In India alone, OYO spent INR 507.1 Cr on employee benefits, 102% Y-o-Y increase from INR 250.3 Cr in FY18. On a global level, its consolidated employee benefits cost was INR 1464.77 Cr in FY19, a 4.5X Y-o-Y increase from INR 265.7 Cr in FY18.
Another interesting metric in the company’s filings was the cost of revenue. On a standalone basis for India, OYO burned INR 2899 Cr in FY19 on the costs of revenue, while on a consolidated level, cost of revenue was INR 5334 Cr.
Further, the company filings showed that OYO’s customer support costs were INR 1287.79 Cr in FY19 on a consolidated level while in India it was INR 1064.98 Cr for the year, a 1.86X Y-o-Y increase.
Which Markets Are Bringing In The Moolah For OYO?

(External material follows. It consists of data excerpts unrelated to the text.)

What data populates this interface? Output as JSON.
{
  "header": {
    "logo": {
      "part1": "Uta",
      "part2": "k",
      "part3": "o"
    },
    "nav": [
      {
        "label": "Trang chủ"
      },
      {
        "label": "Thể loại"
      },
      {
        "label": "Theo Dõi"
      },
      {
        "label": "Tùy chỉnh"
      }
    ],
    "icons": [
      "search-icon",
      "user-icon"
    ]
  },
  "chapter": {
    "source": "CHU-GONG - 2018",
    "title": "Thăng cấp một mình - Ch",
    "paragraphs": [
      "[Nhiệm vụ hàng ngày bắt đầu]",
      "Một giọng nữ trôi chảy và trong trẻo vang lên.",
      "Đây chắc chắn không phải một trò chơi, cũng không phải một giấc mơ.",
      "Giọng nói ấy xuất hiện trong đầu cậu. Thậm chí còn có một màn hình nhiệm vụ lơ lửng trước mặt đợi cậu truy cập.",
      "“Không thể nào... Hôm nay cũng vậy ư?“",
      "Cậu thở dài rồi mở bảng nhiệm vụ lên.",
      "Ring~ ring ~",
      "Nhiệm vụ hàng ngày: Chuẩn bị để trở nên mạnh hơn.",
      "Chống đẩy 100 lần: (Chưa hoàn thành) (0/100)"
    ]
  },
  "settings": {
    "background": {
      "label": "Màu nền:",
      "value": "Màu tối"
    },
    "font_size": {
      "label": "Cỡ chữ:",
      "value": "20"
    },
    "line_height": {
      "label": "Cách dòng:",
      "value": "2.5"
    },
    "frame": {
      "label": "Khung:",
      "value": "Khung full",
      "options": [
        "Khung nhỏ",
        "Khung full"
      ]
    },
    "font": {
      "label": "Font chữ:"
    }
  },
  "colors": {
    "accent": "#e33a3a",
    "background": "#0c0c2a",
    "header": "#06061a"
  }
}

The Ritesh Agarwal-led company claims to have 43,000 hotels with over 1 Mn rooms, with operations in over 800 cities in 80 countries, including the US, Europe, UK, India, China, Middle East, Southeast Asia, and Japan.
But time and again, OYO has emphasised that China is its second home ground. Even in a media statement today, OYO said that in FY 2019, it had a primary presence in China and India.
The company said that since China and other international markets were in development and investment mode during that time, launching these new operations contributed to 75% of the losses for FY19.
When we look at the international breakdown of revenues and losses, China contributed a total income of INR 2134.4 Cr in FY19, while India brought in the total income of INR 4199.98 Cr.
OYO has multiple streams of revenue and therefore its expenses are also diversified. The breakdown indicates primary spending areas such as the franchise business which provides hotel bookings, while other expenses include the spending for self-operated business, packages, weddings, conferences and events services.
What Changes In FY2020 For OYO?
Ahead of the financial year closing for 2020, the company has restructured its businesses to focus on self-operated businesses. Reports had surfaced that SoftBank has given OYO deadline of March 31, 2020, to phase out contracts/businesses, which are not EBITDA-profitable.
The company reportedly has a deadline of March 2020 to post positive EBITDA for its self-operated hotels and July 2020 as the deadline for positive EBITDA of its ancillary businesses.
It is to be noted here that OYO’s self-operated businesses include OYO Townhouse, Silverkey, Collection O, OYO Flagship and OYO Homes, etc. These include over 800 properties, where the company makes investments through leasing arrangements with the property owners. Ancillary businesses include Weddingz.in, which it acquired in 2018 among others. The idea here is to shut down ancillary businesses that do not report an operating profit before end-July 2020.
OYO chief Agarwal believes that the company is going through its most important phase as it looks to supplement its strong business plans with an uncompromising commitment to building an employee-first culture, with significant investment in continually improving its governance framework. Will this pay off in 2020?